Cassandra kreunde op haar stoel en kwam genoeg bij bewustzijn om Aguilar knipperend met haar ogen aan te kijken. 'Hij!' zei ze. 'Smeerlap! Ons in de steek laten ...' Toen zakte ze weer in alsof die inspanning alle energiereserves had gekost die ze weer had kunnen opbouwen. Aguilar keek hen geschokt aan en stak het geweer hun kant op. 'Waar hebben jullie de dochter van de archeoloog gevonden? Barreio's mannen hebben haar dagenlang gezocht, maar ze verdwaalden steeds in de piramide.'
'Ze had een heel goede schuilplaats gevonden,' zei Mulder. 'Overigens heeft señor Barreio die ook gevonden - maar ik verwacht hèm niet meer terug te zien.'
'Pech voor hem. Hoe dan ook, hij was een politieke gek.' Aguilar hief zijn geweer en richtte precies tussen Mulders ogen. Hij voelde het zwarte gaatje van de loop door zijn voorhoofd boren alsof de langharige gids een soort virtuele trepanatie uitvoerde. 'Wat wil je, Aguilar?' vroeg Scully.
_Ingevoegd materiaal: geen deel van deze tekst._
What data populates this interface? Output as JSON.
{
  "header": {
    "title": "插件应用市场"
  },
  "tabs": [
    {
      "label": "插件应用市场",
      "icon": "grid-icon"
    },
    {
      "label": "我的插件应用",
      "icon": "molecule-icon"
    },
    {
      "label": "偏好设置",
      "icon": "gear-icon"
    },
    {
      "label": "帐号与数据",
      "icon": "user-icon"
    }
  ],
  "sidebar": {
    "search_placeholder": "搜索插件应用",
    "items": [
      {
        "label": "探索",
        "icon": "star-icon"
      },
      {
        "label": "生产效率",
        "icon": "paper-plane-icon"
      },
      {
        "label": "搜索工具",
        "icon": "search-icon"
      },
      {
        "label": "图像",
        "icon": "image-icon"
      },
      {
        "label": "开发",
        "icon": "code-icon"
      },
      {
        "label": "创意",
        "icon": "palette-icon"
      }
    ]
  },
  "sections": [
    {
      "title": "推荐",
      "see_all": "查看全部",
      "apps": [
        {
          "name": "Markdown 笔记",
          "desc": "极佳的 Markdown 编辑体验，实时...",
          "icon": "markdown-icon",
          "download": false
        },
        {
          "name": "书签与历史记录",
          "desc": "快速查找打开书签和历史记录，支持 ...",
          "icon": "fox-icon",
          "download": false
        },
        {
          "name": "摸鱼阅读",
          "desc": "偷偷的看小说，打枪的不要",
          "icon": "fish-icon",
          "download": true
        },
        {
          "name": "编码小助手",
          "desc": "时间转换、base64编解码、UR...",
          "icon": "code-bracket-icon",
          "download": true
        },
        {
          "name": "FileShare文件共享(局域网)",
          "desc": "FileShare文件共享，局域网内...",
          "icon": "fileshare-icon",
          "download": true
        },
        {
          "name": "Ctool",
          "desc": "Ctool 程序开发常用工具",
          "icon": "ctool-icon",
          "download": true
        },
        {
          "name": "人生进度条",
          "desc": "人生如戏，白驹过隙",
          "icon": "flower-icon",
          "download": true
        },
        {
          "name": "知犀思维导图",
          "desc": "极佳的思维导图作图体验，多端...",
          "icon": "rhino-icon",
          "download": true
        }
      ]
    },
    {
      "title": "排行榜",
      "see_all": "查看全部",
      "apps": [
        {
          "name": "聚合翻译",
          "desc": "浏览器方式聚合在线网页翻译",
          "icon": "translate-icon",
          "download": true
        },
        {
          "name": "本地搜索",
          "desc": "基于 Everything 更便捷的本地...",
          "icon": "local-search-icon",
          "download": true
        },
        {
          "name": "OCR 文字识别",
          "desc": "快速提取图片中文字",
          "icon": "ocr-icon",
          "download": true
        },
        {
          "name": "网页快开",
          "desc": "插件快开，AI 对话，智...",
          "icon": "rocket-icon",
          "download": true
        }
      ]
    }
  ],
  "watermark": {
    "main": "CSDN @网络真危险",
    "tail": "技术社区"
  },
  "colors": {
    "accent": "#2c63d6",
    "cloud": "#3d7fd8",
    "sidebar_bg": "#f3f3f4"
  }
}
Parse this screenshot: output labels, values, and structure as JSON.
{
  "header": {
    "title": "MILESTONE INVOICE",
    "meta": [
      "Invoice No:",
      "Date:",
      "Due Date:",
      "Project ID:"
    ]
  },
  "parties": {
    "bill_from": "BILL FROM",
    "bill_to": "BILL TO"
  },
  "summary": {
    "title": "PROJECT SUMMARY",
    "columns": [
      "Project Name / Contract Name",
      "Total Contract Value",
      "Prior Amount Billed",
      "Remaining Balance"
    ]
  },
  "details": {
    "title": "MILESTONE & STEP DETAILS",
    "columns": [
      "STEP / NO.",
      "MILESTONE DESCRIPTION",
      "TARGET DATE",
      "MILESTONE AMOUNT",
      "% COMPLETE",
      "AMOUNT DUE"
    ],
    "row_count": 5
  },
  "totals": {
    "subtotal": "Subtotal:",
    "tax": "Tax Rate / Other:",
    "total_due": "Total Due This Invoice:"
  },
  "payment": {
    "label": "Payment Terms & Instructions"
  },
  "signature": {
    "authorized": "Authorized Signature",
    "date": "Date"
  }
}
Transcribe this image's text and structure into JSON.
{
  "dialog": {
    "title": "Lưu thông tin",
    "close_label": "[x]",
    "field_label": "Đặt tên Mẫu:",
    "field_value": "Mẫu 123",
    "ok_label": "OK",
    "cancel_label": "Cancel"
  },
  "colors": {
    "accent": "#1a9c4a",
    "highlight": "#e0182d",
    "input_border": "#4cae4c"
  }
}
De man richtte nu zijn geweer op haar. Mulder zag dat zijn paardenstaart in de war was geraakt en dat zijn donkere haar in vettige, draderige pieken op zijn schouders hing. Aguilar glimlachte Scully toe. 'Voorlopig wil ik gijzelaars - plus deze auto, señorita.' Hij wreef met zijn ene hand over zijn wangen alsof zijn lichte stoppels hem hinderden. Al zijn plannen waren in duigen gevallen, maar hij bleek de situatie nog steeds vermakelijk te vinden.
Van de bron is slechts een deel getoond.